Warsono mengatakan, ayam-ayam pejantan biasa diambil dari wilayah Jawa Barat, Jawa Tengah, serta Yogyakarta. Pada hari normal, harga ayam hidup dari peternak berkisar Rp 25.000 sampai Rp 30.000 per kilogram. Namun, saat ini, harganya hanya berkisar Rp 11.000 sampai Rp 15.000 per kilogram.
”Saya menjual lagi ke pembeli di sini dengan harga Rp 30.000 sampai Rp 35.000. Itu untuk menutupi biaya transportasi, pakan, juga tenaga kerja,” ujar Warsono yang sudah menjadi tengkulak ayam pejantan selama 12 tahun.

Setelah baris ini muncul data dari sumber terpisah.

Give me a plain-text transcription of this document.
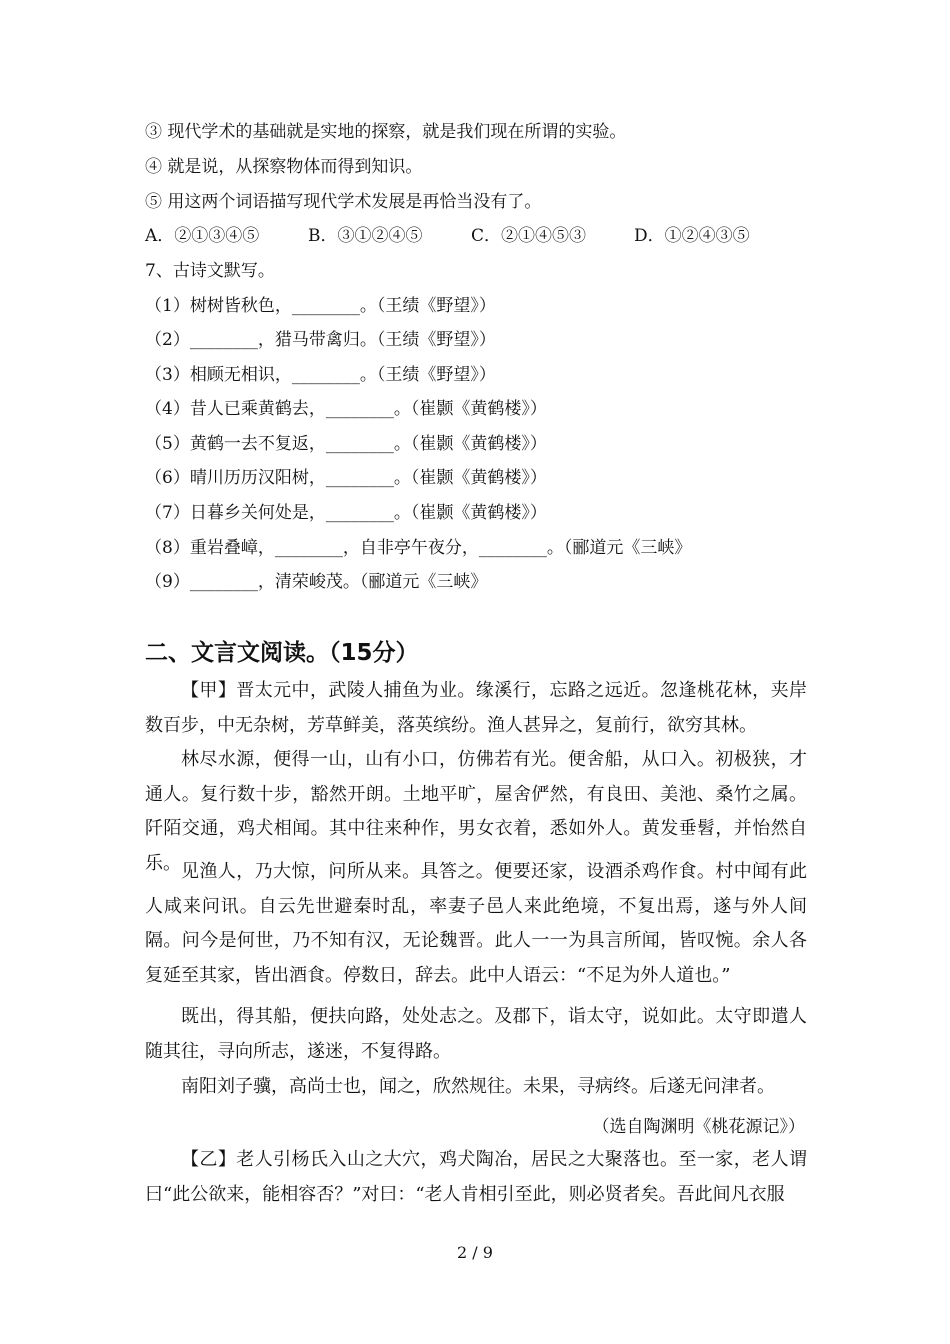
③ 现代学术的基础就是实地的探察，就是我们现在所谓的实验。
④ 就是说，从探察物体而得到知识。
⑤ 用这两个词语描写现代学术发展是再恰当没有了。
A．②①③④⑤	B．③①②④⑤	C．②①④⑤③	D．①②④③⑤
7、古诗文默写。
（1）树树皆秋色，________。（王绩《野望》）
（2）________，猎马带禽归。（王绩《野望》）
（3）相顾无相识，________。（王绩《野望》）
（4）昔人已乘黄鹤去，________。（崔颢《黄鹤楼》）
（5）黄鹤一去不复返，________。（崔颢《黄鹤楼》）
（6）晴川历历汉阳树，________。（崔颢《黄鹤楼》）
（7）日暮乡关何处是，________。（崔颢《黄鹤楼》）
（8）重岩叠嶂，________，自非亭午夜分，________。（郦道元《三峡》
（9）________，清荣峻茂。（郦道元《三峡》
二、文言文阅读。（15分）

【甲】晋太元中，武陵人捕鱼为业。缘溪行，忘路之远近。忽逢桃花林，夹岸数百步，中无杂树，芳草鲜美，落英缤纷。渔人甚异之，复前行，欲穷其林。

林尽水源，便得一山，山有小口，仿佛若有光。便舍船，从口入。初极狭，才通人。复行数十步，豁然开朗。土地平旷，屋舍俨然，有良田、美池、桑竹之属。阡陌交通，鸡犬相闻。其中往来种作，男女衣着，悉如外人。黄发垂髫，并怡然自乐。 见渔人，乃大惊，问所从来。具答之。便要还家，设酒杀鸡作食。村中闻有此人咸来问讯。自云先世避秦时乱，率妻子邑人来此绝境，不复出焉，遂与外人间隔。问今是何世，乃不知有汉，无论魏晋。此人一一为具言所闻，皆叹惋。余人各复延至其家，皆出酒食。停数日，辞去。此中人语云：“不足为外人道也。”

既出，得其船，便扶向路，处处志之。及郡下，诣太守，说如此。太守即遣人随其往，寻向所志，遂迷，不复得路。

南阳刘子骥，高尚士也，闻之，欣然规往。未果，寻病终。后遂无问津者。

（选自陶渊明《桃花源记》）

【乙】老人引杨氏入山之大穴，鸡犬陶冶，居民之大聚落也。至一家，老人谓曰“此公欲来，能相容否？”对曰：“老人肯相引至此，则必贤者矣。吾此间凡衣服

2 / 9
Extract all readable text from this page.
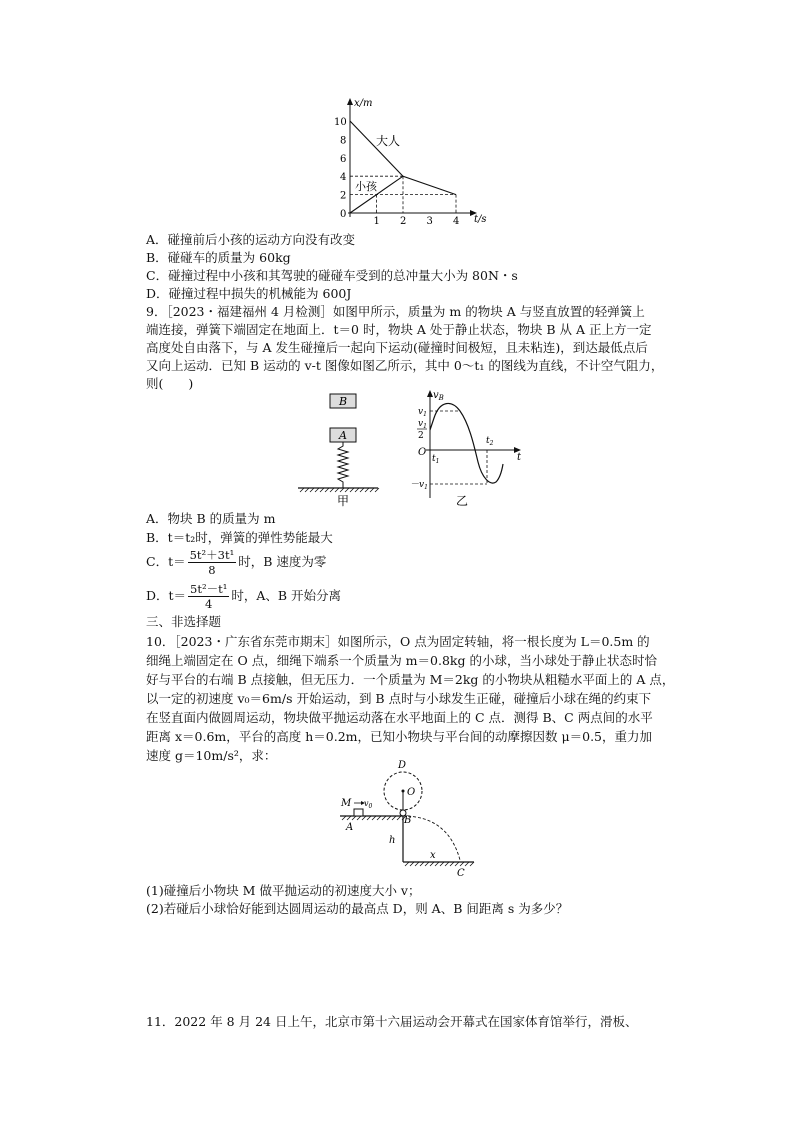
x/m
t/s
10
8
6
4
2
0
1 2 3 4
大人
小孩
A．碰撞前后小孩的运动方向没有改变
B．碰碰车的质量为 60kg
C．碰撞过程中小孩和其驾驶的碰碰车受到的总冲量大小为 80N・s
D．碰撞过程中损失的机械能为 600J
9．［2023・福建福州 4 月检测］如图甲所示，质量为 m 的物块 A 与竖直放置的轻弹簧上
端连接，弹簧下端固定在地面上．t＝0 时，物块 A 处于静止状态，物块 B 从 A 正上方一定
高度处自由落下，与 A 发生碰撞后一起向下运动(碰撞时间极短，且未粘连)，到达最低点后
又向上运动．已知 B 运动的 v-t 图像如图乙所示，其中 0～t₁ 的图线为直线，不计空气阻力，
则(　　)
B
A
甲
$v_B$
$v_1$
$v_1$
2
O	t
$t_1$
$t_2$
$-v_1$
乙
A．物块 B 的质量为 m
B．t＝t₂时，弹簧的弹性势能最大
C．$t= \frac{\text{5t²＋3t¹}}{8}$ 时，B 速度为零
D．$t= \frac{\text{5t²－t¹}}{4}$ 时，A、B 开始分离
三、非选择题
10．［2023・广东省东莞市期末］如图所示，O 点为固定转轴，将一根长度为 L＝0.5m 的
细绳上端固定在 O 点，细绳下端系一个质量为 m＝0.8kg 的小球，当小球处于静止状态时恰
好与平台的右端 B 点接触，但无压力．一个质量为 M＝2kg 的小物块从粗糙水平面上的 A 点，
以一定的初速度 v₀＝6m/s 开始运动，到 B 点时与小球发生正碰，碰撞后小球在绳的约束下
在竖直面内做圆周运动，物块做平抛运动落在水平地面上的 C 点．测得 B、C 两点间的水平
距离 x＝0.6m，平台的高度 h＝0.2m，已知小物块与平台间的动摩擦因数 μ＝0.5，重力加
速度 g＝10m/s²，求：
D
O
M $v_0$
A
B
h
x
C
(1)碰撞后小物块 M 做平抛运动的初速度大小 v；
(2)若碰后小球恰好能到达圆周运动的最高点 D，则 A、B 间距离 s 为多少？
11．2022 年 8 月 24 日上午，北京市第十六届运动会开幕式在国家体育馆举行，滑板、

Menurut dia, setiap kali membeli ayam dari luar kota, dia bisa mengangkut 1.600 ayam. Pada hari normal, ayam itu habis dalam waktu dua hari. Namun, kini lebih dari enam hari, ayam itu baru bisa habis. Untuk pakan, setiap hari dibutuhkan sampai 100 kilogram dengan harga mencapai Rp 400.000 per 50 kilogram.

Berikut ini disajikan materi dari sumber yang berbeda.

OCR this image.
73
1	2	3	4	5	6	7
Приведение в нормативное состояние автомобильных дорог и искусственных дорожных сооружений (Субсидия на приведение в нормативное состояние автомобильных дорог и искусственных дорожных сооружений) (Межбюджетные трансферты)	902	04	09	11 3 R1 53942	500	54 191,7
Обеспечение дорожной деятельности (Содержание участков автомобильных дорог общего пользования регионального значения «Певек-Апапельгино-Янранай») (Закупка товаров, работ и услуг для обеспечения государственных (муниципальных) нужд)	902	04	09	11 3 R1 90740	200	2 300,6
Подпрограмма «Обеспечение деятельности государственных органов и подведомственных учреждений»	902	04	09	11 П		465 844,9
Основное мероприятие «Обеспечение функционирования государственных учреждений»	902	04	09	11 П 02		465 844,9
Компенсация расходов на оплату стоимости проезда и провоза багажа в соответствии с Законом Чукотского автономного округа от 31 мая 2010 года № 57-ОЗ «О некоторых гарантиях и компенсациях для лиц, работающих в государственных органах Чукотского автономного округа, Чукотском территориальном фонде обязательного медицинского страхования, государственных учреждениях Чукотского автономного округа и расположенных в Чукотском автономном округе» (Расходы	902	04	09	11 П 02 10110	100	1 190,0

”Karyawan saya ada empat orang. Tetapi, ini karena sepi, setiap hari cuma ada dua orang. Lainnya libur dulu. Tidak dirumahkan, tetapi libur dulu,” tutur Warsono yang berharap pandemi bisa segera usai.
Relatif tinggi
Kepala Dinas Pertanian dan Ketahanan Pangan Kabupaten Banyumas Widarso mengatakan, untuk produksi hingga April, luas panen di Banyumas sekitar 25.000 hektar dengan rata-rata produksi 5,5 ton gabah kering giling. ”Untuk harga, dari pantauan kami masih cukup tinggi, gabah kering panen di kisaran Rp 4.000-Rp 5000 per kilogram,” kata Widarso.
Ia menyebutkan, total produksi panen di Banyumas sekitar 137.000 ton gabah kering giling atau setara 87.000 ton beras. Adapun per bulan, kebutuhan beras untuk Kabupaten Banyumas sekitar 17.000 ton. Untuk menjaga rantai distribusi, pihaknya berkoordinasi dengan gabungan kelompok tani (gapoktan) serta Bulog.
”Kami menekankan kepada gapoktan/poktan, manakala kesulitan pemasaran segera menghubungi Bulog. Untuk distribusi beras, selama ini ada di mekanisme pasar. Menjamin ketersediaan menjadi tugas dari Bulog yang saat panen seperti ini juga aktif dalam upaya pengadaan beras,” ujarnya.